Shares in Pfizer Inc fell around 14 percent in European and pre-opening U.S. trade on Monday after the world’s biggest drugmaker scrapped development of its most important experimental medicine.

Pfizer halted work on torcetrapib, which was designed to raise levels of “good” HDL cholesterol, because of increased deaths and heart problems among patients given the product in a late-stage trial.

Torcetrapib had been expected to fill a gap left when the patent on Lipitor, the world’s biggest-selling drug with annual sales of $13 billion, expires in 2010 or 2011.

Its failure leaves Pfizer with a multibillion-dollar hole in its anticipated future revenue stream that the company will now have to try and fill by buying in other products.

“These guys were already on the acquisition trail for new products and new technologies but the scale of what they would consider might now change,” said Mike Ward, an analyst with Nomura Code Securities in London.

“Rather than the $1 billion to $4 billion range of acquisitions. which has been fairly consistent Pfizer policy for a while, there will now be speculation that it could be almost anything.”

Ward said Pfizer might consider buying companies such as Wyeth or Amgen Inc, which offer assets in vaccines and antibodies, two important new areas for the group.

Credit Suisse also said Pfizer should consider large acquisitions.

Pfizer shares fell more than 14 percent to $23.90 in electronic trading before the opening bell in New York, although the stock is still above its year low of $20.27.

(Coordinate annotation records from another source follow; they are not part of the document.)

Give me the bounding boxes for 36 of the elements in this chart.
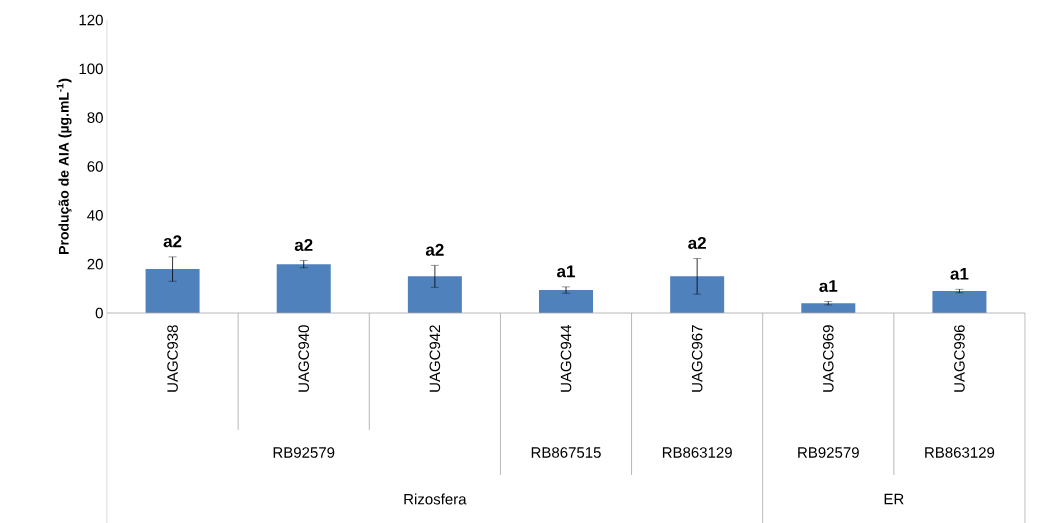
- bar: [145, 269, 200, 313]
- y-tick-label: 80: [87, 112, 103, 123]
- bar: [670, 276, 725, 313]
- bar: [539, 290, 594, 313]
- bar: [801, 303, 856, 313]
- text: ER: [884, 493, 904, 505]
- x-tick-label: UAGC938: [167, 325, 178, 392]
- x-tick-label: UAGC967: [691, 325, 703, 392]
- text: RB863129: [925, 447, 995, 458]
- text: Rizosfera: [404, 493, 467, 505]
- data-label: a2: [163, 235, 182, 248]
- text: RB867515: [531, 447, 601, 458]
- bar: [407, 276, 462, 313]
- data-label: a1: [950, 267, 969, 280]
- data-label: a2: [294, 238, 313, 251]
- x-tick-label: UAGC944: [560, 324, 572, 392]
- data-label: a1: [557, 265, 575, 278]
- y-tick-label: 60: [87, 161, 103, 172]
- x-tick-label: UAGC969: [822, 325, 834, 392]
- text: RB92579: [798, 447, 859, 458]
- y-tick-label: 40: [87, 210, 103, 221]
- y-tick-label: 120: [79, 14, 103, 26]
- data-label: a1: [819, 280, 838, 292]
- x-tick-label: UAGC940: [298, 325, 310, 392]
- bar: [932, 291, 987, 313]
- data-label: a2: [688, 236, 706, 250]
- bar: [276, 264, 331, 313]
- y-axis-title: Produção de AIA (µg.mL$^{-1}$): [56, 78, 72, 254]
- y-tick-label: 100: [79, 63, 103, 75]
- x-tick-label: UAGC996: [954, 325, 965, 392]
- y-tick-label: 20: [87, 258, 103, 270]
- x-tick-label: UAGC942: [429, 325, 441, 392]
- text: RB863129: [662, 447, 732, 458]
- text: RB92579: [273, 447, 335, 458]
- data-label: a2: [425, 243, 444, 256]
- y-tick-label: 0: [95, 307, 103, 319]
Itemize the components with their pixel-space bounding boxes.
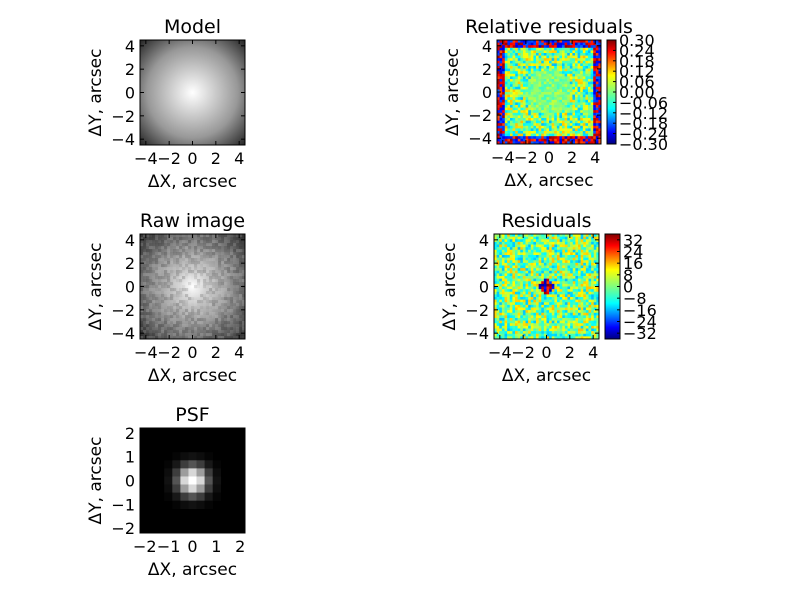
x-tick-label: 0 [187,537,197,556]
y-tick-label: −4 [111,324,135,343]
colorbar-tick-label: 16 [623,254,643,273]
y-axis-label: ΔY, arcsec [86,243,106,331]
x-tick-label: 2 [235,537,245,556]
noise [140,234,246,340]
x-tick-label: 2 [567,148,577,167]
y-tick-label: −2 [111,519,135,538]
y-tick-label: 4 [482,37,492,56]
colorbar-tick-label: −32 [623,324,657,343]
panel-title: PSF [175,404,209,426]
image [140,40,245,145]
x-tick-label: −1 [157,537,181,556]
y-tick-label: 0 [125,84,135,103]
colorbar-tick-label: 0.24 [619,41,655,60]
colorbar-tick-label: −8 [623,289,647,308]
x-tick-label: 0 [187,149,197,168]
colorbar: 0.300.240.180.120.060.00−0.06−0.12−0.18−… [606,31,668,154]
y-tick-label: −1 [111,495,135,514]
colorbar-tick-label: 24 [623,243,643,262]
colorbar-tick-label: −24 [623,313,657,332]
x-axis-label: ΔX, arcsec [504,171,593,191]
x-tick-label: 0 [187,343,197,362]
y-tick-label: 1 [125,448,135,467]
psf-image [140,428,245,533]
colorbar-tick-label: −16 [623,301,657,320]
colorbar-tick-label: −0.30 [619,135,668,154]
y-tick-label: 0 [479,278,489,297]
colorbar-tick-label: −0.12 [619,104,668,123]
x-tick-label: −2 [511,343,535,362]
x-tick-label: 4 [590,148,600,167]
colorbar-tick-label: 0.00 [619,83,655,102]
y-tick-label: 0 [482,83,492,102]
y-tick-label: −4 [111,130,135,149]
x-tick-label: 2 [565,343,575,362]
colorbar-tick-label: 0.06 [619,73,655,92]
y-tick-label: −2 [465,301,489,320]
x-tick-label: −4 [491,148,515,167]
y-tick-label: 4 [125,37,135,56]
x-axis-label: ΔX, arcsec [502,366,591,386]
y-axis-label: ΔY, arcsec [443,48,463,136]
x-tick-label: −2 [514,148,538,167]
y-tick-label: 2 [125,424,135,443]
y-axis-label: ΔY, arcsec [86,437,106,525]
x-tick-label: 0 [544,148,554,167]
y-tick-label: 2 [479,254,489,273]
x-axis-label: ΔX, arcsec [148,366,237,386]
y-axis-label: ΔY, arcsec [86,49,106,137]
y-tick-label: 2 [482,60,492,79]
x-axis-label: ΔX, arcsec [148,172,237,192]
colorbar-tick-label: 0 [623,278,633,297]
y-tick-label: −2 [468,106,492,125]
y-tick-label: −4 [465,324,489,343]
colorbar-tick-label: 0.18 [619,52,655,71]
x-tick-label: −4 [134,343,158,362]
y-tick-label: 2 [125,254,135,273]
x-tick-label: 0 [541,343,551,362]
x-tick-label: 4 [588,343,598,362]
x-tick-label: −2 [157,343,181,362]
colorbar-tick-label: −0.24 [619,125,668,144]
x-axis-label: ΔX, arcsec [148,560,237,580]
x-tick-label: −4 [134,149,158,168]
panel-title: Residuals [501,210,591,232]
colorbar-tick-label: 8 [623,266,633,285]
x-tick-label: 2 [211,343,221,362]
residual-image [494,234,600,340]
image [140,234,245,339]
x-tick-label: −2 [133,537,157,556]
colorbar-tick-label: 0.30 [619,31,655,50]
y-tick-label: −2 [111,301,135,320]
x-tick-label: 4 [234,149,244,168]
y-tick-label: 2 [125,60,135,79]
panel-title: Model [164,16,221,38]
x-tick-label: −4 [488,343,512,362]
x-tick-label: 1 [211,537,221,556]
y-axis-label: ΔY, arcsec [440,243,460,331]
x-tick-label: 2 [211,149,221,168]
colorbar-tick-label: −0.06 [619,93,668,112]
residual-image [497,40,602,145]
y-tick-label: 4 [125,231,135,250]
y-tick-label: 4 [479,231,489,250]
colorbar-tick-label: −0.18 [619,114,668,133]
colorbar-tick-label: 0.12 [619,62,655,81]
y-tick-label: −2 [111,107,135,126]
panel-title: Relative residuals [465,16,633,38]
x-tick-label: 4 [234,343,244,362]
x-tick-label: −2 [157,149,181,168]
panel-title: Raw image [140,210,245,232]
y-tick-label: −4 [468,129,492,148]
y-tick-label: 0 [125,278,135,297]
colorbar-tick-label: 32 [623,231,643,250]
y-tick-label: 0 [125,472,135,491]
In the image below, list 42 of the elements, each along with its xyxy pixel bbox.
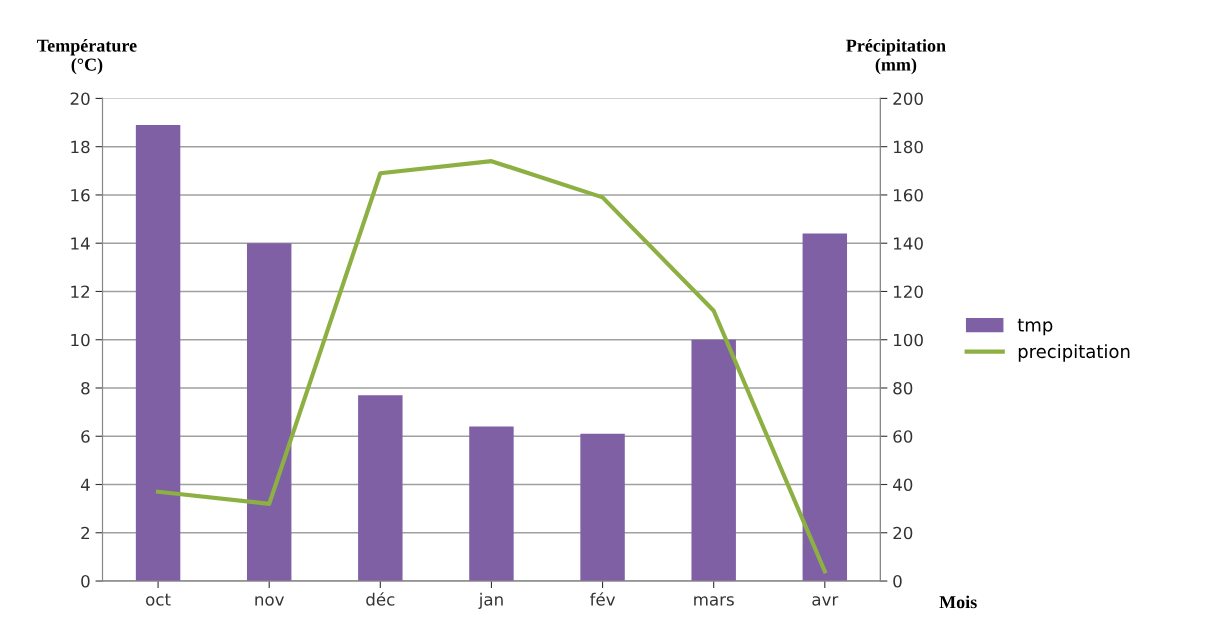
y2-tick-label: 100 [894, 333, 923, 347]
y2-tick-label: 0 [893, 574, 902, 588]
bar [580, 433, 625, 582]
bar [135, 124, 181, 582]
x-tick-label: mars [694, 596, 734, 606]
x-tick-label: oct [146, 593, 171, 606]
y-tick-label: 14 [71, 237, 90, 250]
x-tick-label: déc [366, 592, 395, 606]
x-axis-title: Mois [939, 595, 977, 609]
y-tick-label: 4 [80, 478, 90, 491]
x-tick-label: jan [478, 592, 503, 609]
legend-label: precipitation [1018, 344, 1130, 362]
y-tick-label: 12 [71, 285, 90, 298]
y2-tick-label: 180 [894, 140, 923, 154]
line-series [155, 159, 827, 574]
y-tick-label: 16 [71, 188, 90, 202]
x-tick-label: avr [812, 596, 839, 606]
y2-tick-label: 80 [893, 381, 913, 395]
bar [802, 233, 848, 582]
y-tick-label: 2 [81, 526, 90, 540]
y-tick-label: 0 [81, 574, 90, 588]
x-tick-label: fév [589, 592, 616, 606]
y2-tick-label: 20 [893, 526, 913, 540]
y-tick-label: 6 [81, 430, 90, 443]
legend-label: tmp [1017, 318, 1053, 336]
y-tick-label: 18 [71, 140, 90, 154]
bar [469, 426, 514, 582]
y-tick-label: 10 [71, 333, 90, 347]
bar [691, 339, 736, 582]
y-tick-label: 20 [70, 92, 90, 105]
y2-tick-label: 40 [893, 478, 913, 492]
x-tick-label: nov [255, 596, 285, 606]
y2-tick-label: 200 [893, 92, 923, 105]
y-axis-title: Température (°C) [37, 39, 137, 75]
y2-tick-label: 140 [894, 237, 923, 250]
y-tick-label: 8 [81, 381, 90, 395]
bar [246, 243, 292, 582]
y2-tick-label: 160 [894, 188, 923, 202]
y2-tick-label: 60 [893, 430, 913, 443]
bar [358, 395, 403, 582]
y2-axis-title: Précipitation (mm) [846, 39, 946, 75]
y2-tick-label: 120 [894, 285, 923, 299]
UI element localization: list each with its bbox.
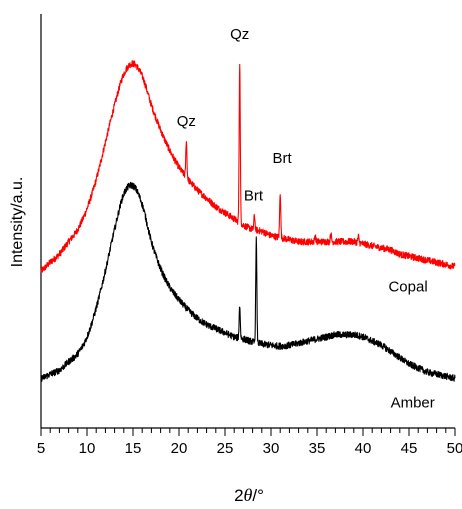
- x-tick-label: 40: [355, 440, 372, 457]
- x-tick-label: 50: [447, 440, 462, 457]
- x-tick-label: 35: [309, 440, 326, 457]
- annotations: Qz Qz Brt Brt: [177, 26, 293, 204]
- x-axis-label-unit: /°: [252, 486, 264, 505]
- x-ticks: [40, 428, 456, 436]
- x-tick-label: 15: [125, 440, 142, 457]
- x-tick-label: 45: [401, 440, 418, 457]
- series-group: [40, 60, 456, 382]
- x-tick-label: 10: [79, 440, 96, 457]
- x-axis-label-theta: θ: [244, 485, 253, 505]
- peak-annotation: Qz: [230, 26, 249, 43]
- x-tick-label: 25: [217, 440, 234, 457]
- series-label-copal: Copal: [388, 278, 427, 295]
- y-axis-label: Intensity/a.u.: [9, 177, 26, 268]
- x-tick-label: 5: [37, 440, 45, 457]
- peak-annotation: Brt: [272, 150, 292, 167]
- x-axis-label: 2θ/°: [234, 485, 264, 505]
- x-tick-labels: 5 10 15 20 25 30 35 40 45 50: [37, 440, 462, 457]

The decision to scrap torcetrapib took investors by surprise, although there had been concerns that the drug caused elevations in blood pressure, itself a major risk of heart disease.

Just days ago, at a meeting with industry analysts and money managers, Pfizer executives pinned high hopes on torcetrapib and said they might seek U.S. approval for it next year.

“Short of Lipitor losing patent protection, the failure of torcetrapib is the biggest possible setback for Pfizer that could have happened,” Heather Brilliant, an analyst for Morningstar Inc, said at the weekend.

Also last week, Pfizer ended a joint development program with Akzo Nobel for schizophrenia drug asenapine.

RIVALS GAIN

For some of Pfizer’s rivals, however, the problems facing the New York-based giant are good news.

Industry analysts at Morgan Stanley said the failure of torcetrapib was an “important positive” for AstraZeneca Plc, since the product had been the biggest potential competitor to its fast-growing cholesterol drug Crestor.

After a shaky start, Crestor has established itself as an important driver of AstraZeneca sales and profits, thanks to clinical tests this year showing it can reverse the build-up of arterial plaque linked to heart attacks.

Worldwide sales of Crestor in the third quarter jumped 62 percent from a year earlier to $536 million.

AstraZeneca shares, which have been punished recently following setbacks for its own drugs in development, added around 1 percent in London.

Switzerland’s Roche Holding might also benefit among European pharmaceutical companies, since it is developing a rival to torcetrapib licensed from Japan Tobacco Inc in October 2004, although some investors are wary the problems with torcetrapib could turn out to be a class effect.

Roche stock traded unchanged after an early advance.

UBS noted Roche had not seen any increases in blood pressure, the most likely reason for the deaths linked to torcetrapib, in a phase II study of its R1658 compound.

Another potential winner from Pfizer’s woes is expected to be U.S. group Abbott Laboratories Inc, which is acquiring Kos Pharmaceuticals Inc Kos markets Niaspan, part of an older class of niacin medicines that also raise HDL.

Merck & Co Inc, meanwhile, is conducting trials of its own long-acting form of niacin, as well as of a separate drug that would be combined with it to prevent facial flushing—a side effect of niacin.